Cléricalisme bouddhique

L’essor de la foi bouddhique a été si général et si puissant du Ve au VIIIe siècle que le phénomène a créé de nombreuses difficultés aux dirigeants. Le trop grand nombre des ordinations, souvent fictives et difficiles à contrôler, l’accroissement de la masse des paysans qui cherchaient la protection des monastères, l’accaparement des terres par suite des dons et des ventes simulées, les dépenses très considérables provoquées par les constructions, l’entretien des religieux et l’organisation des fêtes, la pénurie des métaux entraînée par les fontes de cloches et de statues, la puissance économique des monastères, propriétaires de moulins à eau, de pressoirs à huile, de vastes étendues de terres de montagne et de champs cultivés, le pouvoir occulte des moines en relation avec le gynécée impérial et l’aristocratie, profitant de complicités innombrables, les atteintes portées à la morale traditionnelle par la doctrine bouddhique, le caractère subversif de certaines sectes, tous ces méfaits dus à l’emprise de la nouvelle religion ont été dénoncés périodiquement par les fonctionnaires les plus conscients des intérêts de l’État. Mais les mesures de répression ne semblent pas avoir été très efficaces avant la grande proscription des années 843-845 qui marque la fin de la période de grande ferveur. En effet, après les mesures de laïcisation et de confiscation des biens de l’Église qui furent prises à cette époque et que les changements politiques du VIIIe siècle avaient rendues possibles, le bouddhisme se survit en Chine : il a perdu l’essentiel de sa vigueur et de ses aptitudes créatrices.

Les pèlerinages

L'apogée du bouddhisme chinois sous les Tang (618-907) est marquée par l'œuvre de compilation
et de traduction du moine Xuanzang, représenté symboliquement sur cette estampe.

Le désir de se procurer des textes sacrés, celui de s’instruire auprès des maîtres étrangers, cachemiriens et indiens principalement, et enfin l’intérêt porté aux lieux saints du bouddhisme furent à l’origine d’un vaste mouvement de pèlerinages de Chine vers l’Asie centrale et vers l’Inde. Commencé dès la fin du IIIe siècle, il s’amplifie à partir de 400. Le premier pèlerin illustre pour avoir laissé une relation détaillée de son voyage est Faxian.

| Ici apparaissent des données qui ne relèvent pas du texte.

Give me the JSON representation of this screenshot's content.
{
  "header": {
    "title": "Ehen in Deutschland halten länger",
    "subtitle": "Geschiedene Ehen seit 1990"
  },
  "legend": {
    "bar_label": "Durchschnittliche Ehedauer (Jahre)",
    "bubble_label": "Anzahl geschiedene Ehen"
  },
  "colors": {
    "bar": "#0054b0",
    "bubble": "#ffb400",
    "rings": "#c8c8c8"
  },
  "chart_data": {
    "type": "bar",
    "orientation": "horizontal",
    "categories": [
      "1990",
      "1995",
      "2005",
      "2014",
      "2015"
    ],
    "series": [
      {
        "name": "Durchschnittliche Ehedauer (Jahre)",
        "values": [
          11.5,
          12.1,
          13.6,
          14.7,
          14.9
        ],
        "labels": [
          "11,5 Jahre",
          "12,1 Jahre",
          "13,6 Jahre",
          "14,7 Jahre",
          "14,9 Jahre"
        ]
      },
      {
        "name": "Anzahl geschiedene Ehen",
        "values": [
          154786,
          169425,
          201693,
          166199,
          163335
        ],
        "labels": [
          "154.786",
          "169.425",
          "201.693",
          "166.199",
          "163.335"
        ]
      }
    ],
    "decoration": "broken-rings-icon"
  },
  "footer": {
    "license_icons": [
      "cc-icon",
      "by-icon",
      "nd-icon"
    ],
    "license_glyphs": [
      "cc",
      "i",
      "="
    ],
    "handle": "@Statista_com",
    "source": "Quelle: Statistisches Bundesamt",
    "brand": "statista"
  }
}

Faxian fit route par les oasis du Xinjiang, visita l’Inde centrale, le Bengale et Ceylan, et rentra en Chine par la voie des mers. Parmi les autres pèlerins célèbres, citons le laïc Song Yun, chargé par une impératrice des Wei du Nord d’une mission auprès des chefs de royaumes indiens au début du VIe siècle, mais surtout Xuanzang (602-664) et Yijing (635-713). Le premier part pour l’Inde en 629 en passant par les oasis du Gansu et du Xinjiang (Dunhuang, Turfān, Karashar et Kuchā), traverse la Sogdiane, la Bactriane et le bassin de l’Indus. Il passe une douzaine d’années à parcourir l’ensemble de la péninsule indienne et rentre par les oasis du sud du Xinjiang (Kashgar, Yarkand, Khotan, Niya). Il est de retour à Chang’an (l’actuelle Xi’an) en 647, ramenant avec lui 657 ouvrages bouddhiques indiens. Deux documents importants ont été laissés de ce voyage : le Mémoire sur les contrées occidentales (Xiyuji), rédigé par un des disciples de Xuanzang en 646 et une longue biographie du maître achevée en 688. La route du Sud, par les océans, est décrite avec précision par Yijing, qui s’embarque à Canton en 671, passe par Palembang, sur les côtes sud-est de Sumatra, débarque dans le golfe du Bengale, gagne les lieux saints, quitte enfin l’Inde en 685 et réside plusieurs années dans le grand centre bouddhique de Palembang. C’est là qu’il compose deux célèbres ouvrages historiques (la Relation sur le bouddhisme envoyée des mers du Sud et la Relation sur les moines éminents qui allèrent chercher la Loi dans les contrées occidentales) dont les manuscrits furent envoyés en Chine en 692.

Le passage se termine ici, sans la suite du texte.